In November 2020, the Angers Court of Appeal, like that of Rennes before it, refused to execute the European arrest warrant issued by Rome, on the grounds that the main sentence to which Vincenzo Vecchi was sentenced, ten years in prison for “devastation and plunder”, had no equivalent in France. But the highest French court considers in particular that it “It is not necessary that each of the acts in which this Italian national has committed and which lead his country to condemn him for ‘devastation and pillage’ correspond to an offense under French law.” In other words: according to her, the refusal to extradite Vincenzo Vecchi to Italy does not hold. “Decidedly, the relentlessness continuesreacted in the wake of its very active support committee in a press release. We believe that such a decision comes to ‘cap’ our Constitution and flouts fundamental rights.
Since the activist’s arrest in Brittany, the “devastation and looting” offense has focused criticism of his defense and his supporters. Introduced into the Italian Penal Code under Mussolini, it makes it possible to punish from eight to fifteen years of imprisonment for “complicity” participation in a major disturbance to public order by a simple «concours moral». The Court of Cassation, hearing an appeal from the Attorney General of Angers after the refusal to surrender Vincenzo Vecchi to the Italian authorities, had requested the interpretation of the Court of Justice of the European Union (CJEU) on the condition of the dual criminality.

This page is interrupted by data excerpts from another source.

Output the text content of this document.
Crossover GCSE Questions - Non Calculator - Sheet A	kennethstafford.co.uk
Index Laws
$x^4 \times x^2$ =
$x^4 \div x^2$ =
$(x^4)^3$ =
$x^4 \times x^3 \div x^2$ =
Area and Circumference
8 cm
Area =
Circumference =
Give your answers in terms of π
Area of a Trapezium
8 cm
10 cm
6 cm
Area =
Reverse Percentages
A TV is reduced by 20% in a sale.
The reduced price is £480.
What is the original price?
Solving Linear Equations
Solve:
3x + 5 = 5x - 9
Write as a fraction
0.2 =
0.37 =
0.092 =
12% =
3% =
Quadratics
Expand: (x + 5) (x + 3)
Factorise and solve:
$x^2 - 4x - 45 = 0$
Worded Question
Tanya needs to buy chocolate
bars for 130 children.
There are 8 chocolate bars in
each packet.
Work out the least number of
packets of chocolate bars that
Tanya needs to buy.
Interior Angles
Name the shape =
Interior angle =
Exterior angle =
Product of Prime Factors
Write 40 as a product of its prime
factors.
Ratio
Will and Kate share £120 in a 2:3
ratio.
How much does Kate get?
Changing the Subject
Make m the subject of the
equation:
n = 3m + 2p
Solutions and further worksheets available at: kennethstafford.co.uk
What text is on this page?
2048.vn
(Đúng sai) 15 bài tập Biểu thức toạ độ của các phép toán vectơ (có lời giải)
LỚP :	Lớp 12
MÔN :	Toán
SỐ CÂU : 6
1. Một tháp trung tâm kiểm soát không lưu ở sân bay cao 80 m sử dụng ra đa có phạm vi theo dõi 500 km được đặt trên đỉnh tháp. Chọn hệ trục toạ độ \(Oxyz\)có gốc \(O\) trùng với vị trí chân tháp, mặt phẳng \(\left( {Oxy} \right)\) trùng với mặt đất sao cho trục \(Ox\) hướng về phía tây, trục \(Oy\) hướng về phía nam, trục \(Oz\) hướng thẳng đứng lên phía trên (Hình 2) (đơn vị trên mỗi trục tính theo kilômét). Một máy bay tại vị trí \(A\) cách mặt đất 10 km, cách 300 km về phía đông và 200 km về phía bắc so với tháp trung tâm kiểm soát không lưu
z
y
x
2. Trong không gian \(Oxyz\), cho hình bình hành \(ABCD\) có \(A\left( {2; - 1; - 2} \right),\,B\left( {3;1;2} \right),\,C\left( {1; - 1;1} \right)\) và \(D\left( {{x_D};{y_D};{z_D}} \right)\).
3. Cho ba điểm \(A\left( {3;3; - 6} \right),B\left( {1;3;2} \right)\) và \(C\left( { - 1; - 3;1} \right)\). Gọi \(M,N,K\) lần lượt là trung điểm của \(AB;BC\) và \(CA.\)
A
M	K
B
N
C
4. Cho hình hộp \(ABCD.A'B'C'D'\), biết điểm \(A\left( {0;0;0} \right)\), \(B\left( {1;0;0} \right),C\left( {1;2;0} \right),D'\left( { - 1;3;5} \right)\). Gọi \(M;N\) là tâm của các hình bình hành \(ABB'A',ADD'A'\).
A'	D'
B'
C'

In its July ruling, the CJEU held that there was no requirement to “perfect match” between the offenses in the Member State issuing the arrest warrant and in the executing Member State, and that France could not therefore oppose the surrender of Vincenzo Vecchi to Italy. “The interpretation given by the CJEU to a rule resulting from European Union law is binding on the courts of the Member States of the EU”, recalls the Court of Cassation in a press release. As a result, the highest court of the French judiciary quashed the decision of the Angers Court of Appeal and returned the investigation of the case to the Lyon Court of Appeal.